Some teams use code review on every merge to master, perhaps several times per person per day. That's something I used to disagree with, but I asked some smart people, and their explanations changed my opinion. The important realisation was thinking about what code review is for.

  • Checking the code works: NO. Code review is not about checking the code works and is bug free. I have tests, and leverage the type system, which is meant to convince me and other readers that my code is correct. For certain very sensitive bits a second set of eyes checking for bugs may be useful, but if all your code is that sensitive it will also be bug-ridden. However, code review may spot the absence or inadequacy of tests.
  • Checking simple rules and conventions: NO. Often projects have rules about which packages/extensions can be used, tab width and line length etc. While these checks can be carried out by a human, they are much better automated. Even when "code reviewing" students work at York University (aka marking) it quickly became clear that I was wasting time on trivialities, and thus wrote HLint to automate it.
  • High-level design: A BIT. Code review should think about the high-level design (e.g. should this be a web server or command line tool), but often the code is too detailed to properly elucidate these choices. High-level design should usually be done on a bug tracker or whiteboard before writing code.
  • Mid-level design: YES. Code review is often very good at challenging details around the mid-level design - e.g. does the choice of Text vs ByteString make sense, is there some abstraction that needs introducing. The author of some code is often heavily influenced by the journey they took to get to some point, by seeing code without that history a reviewer can often suggest a better approach.
  • Spreading knowledge: YES. Code review is great for spreading knowledge of the code to others in the team. Code review requires the code to be written in such a way that someone else can understand it, and ensures that there is someone else who is familiar with it. For larger projects that's invaluable when someone goes on holiday.
  • Team cohesion: YES Code review requires different members of the team to share their work with each other, and to have an appreciation of what other people are working through and the challenges it presents. It's all too easy to declare a problem "easy" without understanding the details, and code review removes that temptation.
  • Training: YES. Code review is also good for teaching new techniques and approaches to the submitter. As an example, some problems are trivial to solve with a generics library, yet some programmers aren't familiar with any - code review helps with ongoing training.
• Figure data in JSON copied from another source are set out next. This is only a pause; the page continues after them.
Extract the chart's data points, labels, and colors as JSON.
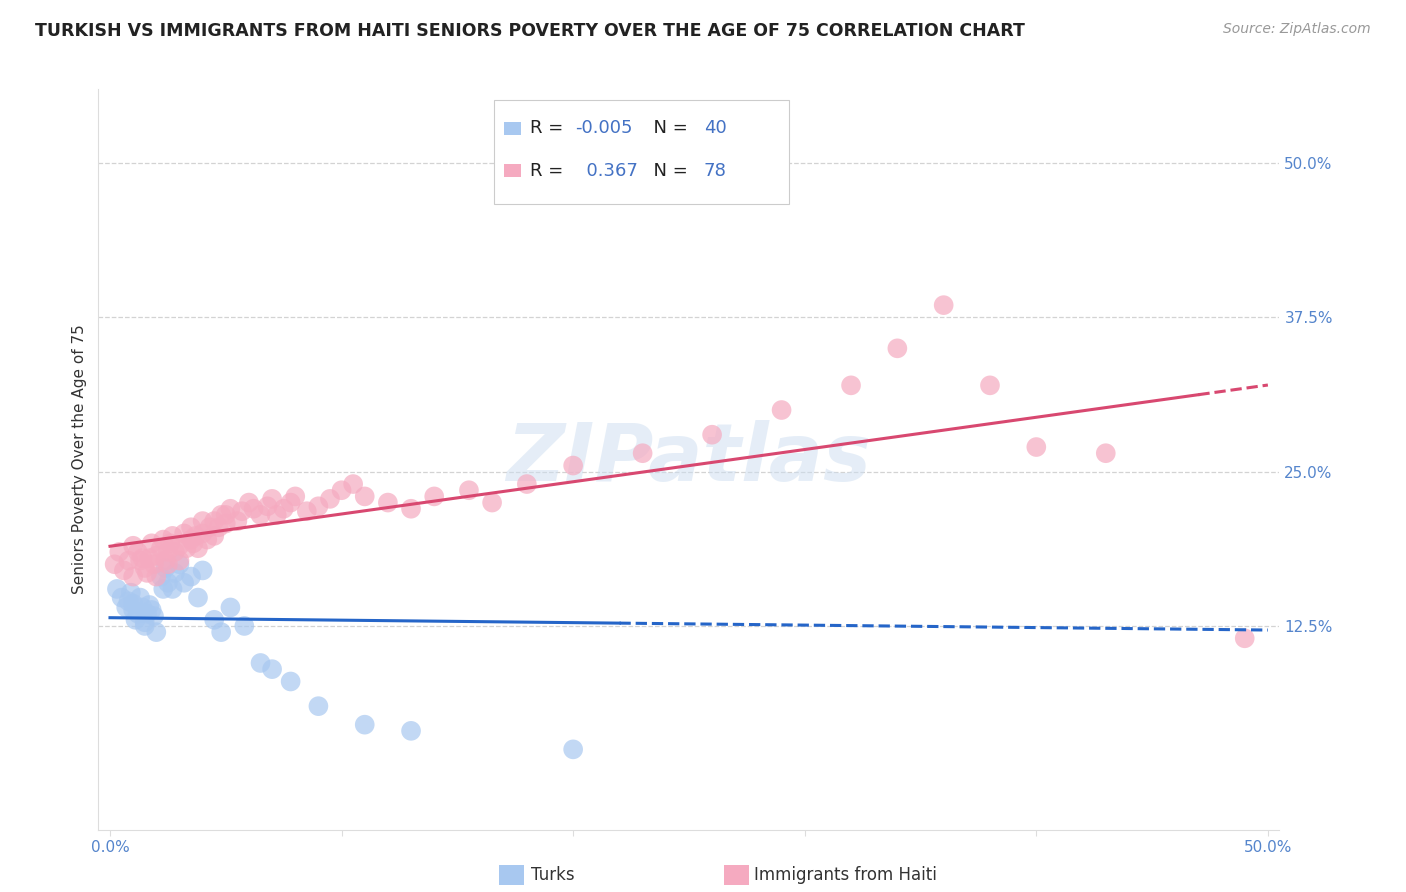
{
  "title": "TURKISH VS IMMIGRANTS FROM HAITI SENIORS POVERTY OVER THE AGE OF 75 CORRELATION CHART",
  "source": "Source: ZipAtlas.com",
  "ylabel": "Seniors Poverty Over the Age of 75",
  "x_ticks": [
    0.0,
    0.1,
    0.2,
    0.3,
    0.4,
    0.5
  ],
  "x_tick_labels": [
    "0.0%",
    "",
    "",
    "",
    "",
    "50.0%"
  ],
  "y_ticks": [
    0.125,
    0.25,
    0.375,
    0.5
  ],
  "y_tick_labels": [
    "12.5%",
    "25.0%",
    "37.5%",
    "50.0%"
  ],
  "xlim": [
    -0.005,
    0.505
  ],
  "ylim": [
    -0.04,
    0.56
  ],
  "turks_R": -0.005,
  "turks_N": 40,
  "haiti_R": 0.367,
  "haiti_N": 78,
  "turks_color": "#a8c8f0",
  "haiti_color": "#f5aac0",
  "turks_line_color": "#2565c8",
  "haiti_line_color": "#d84870",
  "background_color": "#ffffff",
  "grid_color": "#c8c8c8",
  "turks_line_solid_end": 0.22,
  "turks_x": [
    0.003,
    0.005,
    0.007,
    0.008,
    0.009,
    0.01,
    0.01,
    0.011,
    0.012,
    0.013,
    0.014,
    0.015,
    0.015,
    0.016,
    0.017,
    0.018,
    0.019,
    0.02,
    0.022,
    0.023,
    0.024,
    0.025,
    0.027,
    0.028,
    0.03,
    0.032,
    0.035,
    0.038,
    0.04,
    0.045,
    0.048,
    0.052,
    0.058,
    0.065,
    0.07,
    0.078,
    0.09,
    0.11,
    0.13,
    0.2
  ],
  "turks_y": [
    0.155,
    0.148,
    0.14,
    0.145,
    0.152,
    0.138,
    0.143,
    0.13,
    0.135,
    0.148,
    0.14,
    0.125,
    0.128,
    0.135,
    0.142,
    0.138,
    0.133,
    0.12,
    0.165,
    0.155,
    0.172,
    0.16,
    0.155,
    0.168,
    0.175,
    0.16,
    0.165,
    0.148,
    0.17,
    0.13,
    0.12,
    0.14,
    0.125,
    0.095,
    0.09,
    0.08,
    0.06,
    0.045,
    0.04,
    0.025
  ],
  "haiti_x": [
    0.002,
    0.004,
    0.006,
    0.008,
    0.01,
    0.01,
    0.012,
    0.013,
    0.014,
    0.015,
    0.016,
    0.017,
    0.018,
    0.019,
    0.02,
    0.02,
    0.022,
    0.023,
    0.024,
    0.025,
    0.025,
    0.026,
    0.027,
    0.028,
    0.03,
    0.03,
    0.032,
    0.033,
    0.035,
    0.035,
    0.036,
    0.037,
    0.038,
    0.04,
    0.04,
    0.042,
    0.043,
    0.045,
    0.045,
    0.047,
    0.048,
    0.05,
    0.05,
    0.052,
    0.055,
    0.057,
    0.06,
    0.062,
    0.065,
    0.068,
    0.07,
    0.072,
    0.075,
    0.078,
    0.08,
    0.085,
    0.09,
    0.095,
    0.1,
    0.105,
    0.11,
    0.12,
    0.13,
    0.14,
    0.155,
    0.165,
    0.18,
    0.2,
    0.23,
    0.26,
    0.29,
    0.32,
    0.34,
    0.36,
    0.38,
    0.4,
    0.43,
    0.49
  ],
  "haiti_y": [
    0.175,
    0.185,
    0.17,
    0.178,
    0.165,
    0.19,
    0.185,
    0.178,
    0.18,
    0.172,
    0.168,
    0.18,
    0.192,
    0.175,
    0.182,
    0.165,
    0.188,
    0.195,
    0.178,
    0.185,
    0.175,
    0.192,
    0.198,
    0.185,
    0.19,
    0.178,
    0.2,
    0.188,
    0.195,
    0.205,
    0.192,
    0.198,
    0.188,
    0.2,
    0.21,
    0.195,
    0.205,
    0.21,
    0.198,
    0.205,
    0.215,
    0.208,
    0.215,
    0.22,
    0.21,
    0.218,
    0.225,
    0.22,
    0.215,
    0.222,
    0.228,
    0.215,
    0.22,
    0.225,
    0.23,
    0.218,
    0.222,
    0.228,
    0.235,
    0.24,
    0.23,
    0.225,
    0.22,
    0.23,
    0.235,
    0.225,
    0.24,
    0.255,
    0.265,
    0.28,
    0.3,
    0.32,
    0.35,
    0.385,
    0.32,
    0.27,
    0.265,
    0.115
  ]
}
In contrast, I think the disadvantages of code review all revolve around the time required:

  1. It takes other peoples time to do the review, when they could be doing something else.
  2. It takes the submitters time waiting for a review - often the next step is hard to do without the previous step being agreed. As a result, I think code review work should be prioritised.
  3. As a consequence of the two previous issues, code review changes the "unit of work", leading to more changes in a single bundle.

These issues are real, but I think the benefit of knowledge sharing alone outweighs the cost.